Aggressive Care Works for Lung Cancer SurvivorYou can’t tell by looking at him, but 74-year-old Patrick Diener has only one lung. The former marathon runner and retired teacher had his right lung removed seven years ago as part of his aggressive treatment for lung cancer.
A non-smoker (he quit more than 50 years ago), Patrick noticed one day how thin he was, and asked his doctor for a chest X-ray.
“I trained for a lot of marathons and I never got that thin,” he said. The X-ray showed a tumor “the size of an Irish potato,” Patrick recalled. That quickly led to further tests and a referral to Froedtert & The Medical College of Wisconsin. The Milwaukee resident was diagnosed with advanced lung cancer in 2005. In addition to the tumor, the cancer had spread to the lymph nodes in the center of his chest, but not beyond.
Patrick underwent carefully coordinated treatment including chemotherapy, radiation and surgery. His multidisciplinary team included Elizabeth Gore, MD, Medical College of Wisconsin radiation oncologist; Paul Ritch, MD, Medical College of Wisconsin medical oncologist; and Mario Gasparri, MD, Medical College of Wisconsin thoracic surgeon.
Before treatment, Patrick’s prognosis looked challenging, Dr. Ritch said, and the tumor was too big to remove surgically: “We discussed his case at our multidisciplinary tumor board, and decided to be very aggressive to achieve the goal of getting him to surgery.”

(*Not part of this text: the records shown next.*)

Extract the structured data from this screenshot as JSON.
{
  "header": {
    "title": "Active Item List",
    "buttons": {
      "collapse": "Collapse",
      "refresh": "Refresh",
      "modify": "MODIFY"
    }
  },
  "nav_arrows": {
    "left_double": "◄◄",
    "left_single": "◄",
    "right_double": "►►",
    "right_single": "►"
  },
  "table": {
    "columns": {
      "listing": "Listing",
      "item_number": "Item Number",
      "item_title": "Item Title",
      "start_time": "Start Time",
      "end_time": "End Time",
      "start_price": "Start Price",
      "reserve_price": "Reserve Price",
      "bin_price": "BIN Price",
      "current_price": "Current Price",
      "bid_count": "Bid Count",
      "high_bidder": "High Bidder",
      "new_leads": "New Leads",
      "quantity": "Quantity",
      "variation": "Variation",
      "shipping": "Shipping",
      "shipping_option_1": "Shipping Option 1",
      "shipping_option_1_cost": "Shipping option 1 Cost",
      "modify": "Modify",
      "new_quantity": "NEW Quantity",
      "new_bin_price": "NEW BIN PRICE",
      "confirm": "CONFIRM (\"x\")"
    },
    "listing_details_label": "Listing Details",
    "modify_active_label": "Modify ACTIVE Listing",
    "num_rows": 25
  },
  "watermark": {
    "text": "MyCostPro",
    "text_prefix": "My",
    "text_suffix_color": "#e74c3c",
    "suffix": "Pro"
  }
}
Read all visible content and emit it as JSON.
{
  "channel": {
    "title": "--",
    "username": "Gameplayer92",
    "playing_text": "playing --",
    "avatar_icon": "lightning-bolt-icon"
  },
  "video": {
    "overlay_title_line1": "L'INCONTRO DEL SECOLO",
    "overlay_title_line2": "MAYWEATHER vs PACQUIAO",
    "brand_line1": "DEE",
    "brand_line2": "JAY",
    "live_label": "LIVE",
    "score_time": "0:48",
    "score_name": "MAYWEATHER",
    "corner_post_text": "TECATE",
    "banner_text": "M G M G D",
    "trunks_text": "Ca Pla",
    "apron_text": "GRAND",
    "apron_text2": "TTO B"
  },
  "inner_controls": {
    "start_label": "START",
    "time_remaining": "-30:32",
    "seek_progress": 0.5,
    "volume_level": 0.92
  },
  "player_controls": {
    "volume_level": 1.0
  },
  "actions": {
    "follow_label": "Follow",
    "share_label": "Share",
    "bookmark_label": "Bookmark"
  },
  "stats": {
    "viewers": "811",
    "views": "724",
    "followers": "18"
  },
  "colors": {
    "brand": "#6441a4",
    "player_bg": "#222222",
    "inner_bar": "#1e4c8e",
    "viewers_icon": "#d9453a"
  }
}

Patrick first received two cycles of chemotherapy alone over about seven weeks, followed by seven weeks of concurrent chemotherapy and radiation treatments. The plan was twofold: first, to kill any cancer cells present in the lymph nodes or elsewhere in his body, and second, to shrink the tumor to make it easier to remove surgically.
“He had the resilience to go through aggressive therapy, and he responded dramatically well,” Dr. Ritch explained. The tumor shrank enough to make surgery possible, and Patrick’s lymph nodes were clear of cancer, which was an important achievement.
“The hope is always to remove only a portion of the lung,” Dr. Gasparri said. “We want to preserve as much lung as possible. At the same time, we have to take out as much lung as is needed to eradicate the tumor.” Although the tumor was smaller after treatment, it was still large enough to warrant removing the entire lung.
Before deciding to remove a patient’s lung, Dr. Gasparri explained, the team runs extensive tests to ensure the patient can tolerate it. “We want to make sure the patient can still be active, maybe a step slower, but still be able to participate,” he said. “We select these patients very carefully.”
Patrick’s care was thoroughly coordinated from the beginning.
“Before radiation began, we understood Patrick might have his right lung removed,” Dr. Gore said. “Therefore, we knew it was vitally important that we minimize delivery of radiation to the left lung. The multidisciplinary approach for him was critical, and it was important for all of us to be part of management decisions for his care prior to starting therapy. We all have an academic and clinical focus in lung cancer,” she added. “This is vital for providing the highest level of carefully coordinated care for our patients.”
Not every patient would have tolerated treatment like Patrick’s. “There is a fair amount of controversy over how to treat patients with advanced lung cancer,” Dr. Gasparri said. “We tend to be very aggressive with these patients. Some other centers might have been reluctant to follow this course, but we’ve had very good results.”
For example, Dr. Gasparri explained, the reported mortality rates for an operation like Patrick’s can be as high as 20 percent. “Our numbers are in the 1 percent to 2 percent range. I think it’s because of our coordinated, multidisciplinary approach, and because we carefully select appropriate candidates,” he said.
While Patrick didn’t participate in a clinical trial, Dr. Gore said, clinical trials offer important options for lung cancer patients. “Current trials are evaluating exactly his situation to see if we can improve the response rate prior to surgery with new drugs. It’s important to give our patients those opportunities,” she said.
While he can’t run marathons anymore, Patrick stays active, going to the gym every day, gardening, and photographing Milwaukee’s east side, where he lives. In fact, some of his pictures were recently displayed at St. John’s Cathedral.
He’s grateful for the care he received. “Everyone looked after me, and if I wanted something special, they’d go out of their way to get it. The best care was here,” Patrick said.
“It’s a remarkable outcome for an aggressive disease,” Dr. Gasparri said. “Patrick was fit, and he was also very positive, with a strong support system. His outcome confirms that it’s worth doing everything possible in treating patients facing similar challenges.”